Mr. LaVarre represented the Singer Company in South America, and raised
his family there in what apparently was a cheerfully bilingual atmosphere,
with servants, and, as Frank puts it, "a lot of cultural enrichment."
It puzzles many
people that so promising a scion of so enriched a background should
now face two decades--or at the very least five years--behind bars.
Among the puzzled is a minister in Danville, who comments that "the
law Frank was tried under was meant to catch very heinous persons."

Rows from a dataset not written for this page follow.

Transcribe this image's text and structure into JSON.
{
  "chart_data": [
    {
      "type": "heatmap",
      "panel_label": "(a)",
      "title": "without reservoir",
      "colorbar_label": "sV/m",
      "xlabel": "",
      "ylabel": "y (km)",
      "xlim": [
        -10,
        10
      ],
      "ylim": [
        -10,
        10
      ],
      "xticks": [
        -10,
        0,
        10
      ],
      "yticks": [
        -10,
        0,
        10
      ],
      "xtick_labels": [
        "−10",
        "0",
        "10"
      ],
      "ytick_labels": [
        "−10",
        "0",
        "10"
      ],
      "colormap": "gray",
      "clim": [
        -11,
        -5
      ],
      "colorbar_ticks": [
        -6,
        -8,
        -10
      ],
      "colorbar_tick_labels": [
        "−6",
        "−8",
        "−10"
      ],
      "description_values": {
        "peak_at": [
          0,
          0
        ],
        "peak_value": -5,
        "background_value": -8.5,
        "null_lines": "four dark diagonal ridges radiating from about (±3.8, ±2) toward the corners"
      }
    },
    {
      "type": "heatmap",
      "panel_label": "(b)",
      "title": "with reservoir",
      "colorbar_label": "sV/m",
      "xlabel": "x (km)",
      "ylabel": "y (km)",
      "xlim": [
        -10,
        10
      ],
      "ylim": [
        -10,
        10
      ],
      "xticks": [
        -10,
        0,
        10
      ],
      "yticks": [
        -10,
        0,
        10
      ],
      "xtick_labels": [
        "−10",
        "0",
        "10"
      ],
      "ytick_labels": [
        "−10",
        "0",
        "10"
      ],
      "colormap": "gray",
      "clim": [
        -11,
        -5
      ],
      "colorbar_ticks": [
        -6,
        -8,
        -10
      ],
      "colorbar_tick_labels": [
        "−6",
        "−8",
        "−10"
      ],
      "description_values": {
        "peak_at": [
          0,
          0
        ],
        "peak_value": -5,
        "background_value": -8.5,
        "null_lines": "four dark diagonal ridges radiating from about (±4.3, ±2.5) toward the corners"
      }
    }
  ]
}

Clearly the minister has doubts that Frank, whom he has often visited,
is "very heinous." In fact, he seems to detect in the young prisoner
a certain contemporary valor. "Nobody's going to sing Homeric chants
about most of the bravery in today's world," the minister says. "Is
Frank religious? He might not want me to say so, but he is, in the best
sense of the word.
In jail, right much
though he longs to be elsewhere, Frank quotes a Japanese haiku: "My
storehouse having burnt down, nothing obscures my view of the bright
moon."
"See," he says,
"I love life. I love the world. Everything about it fascinates me. I'm
stoned all the time on nothing, just on being alive. The food here is
a gastronomical disaster, sure, and I miss a lot of things, but I have
to try to learn something from the experience."
Frank's attorney
has filed an appeal to the Virginia State Supreme Court. Frank sits
waiting and doing calisthenics in the Danville city jail, pallid as
your belly from having been outdoors only three days since last February
24, but, he says, "incurably hopeful."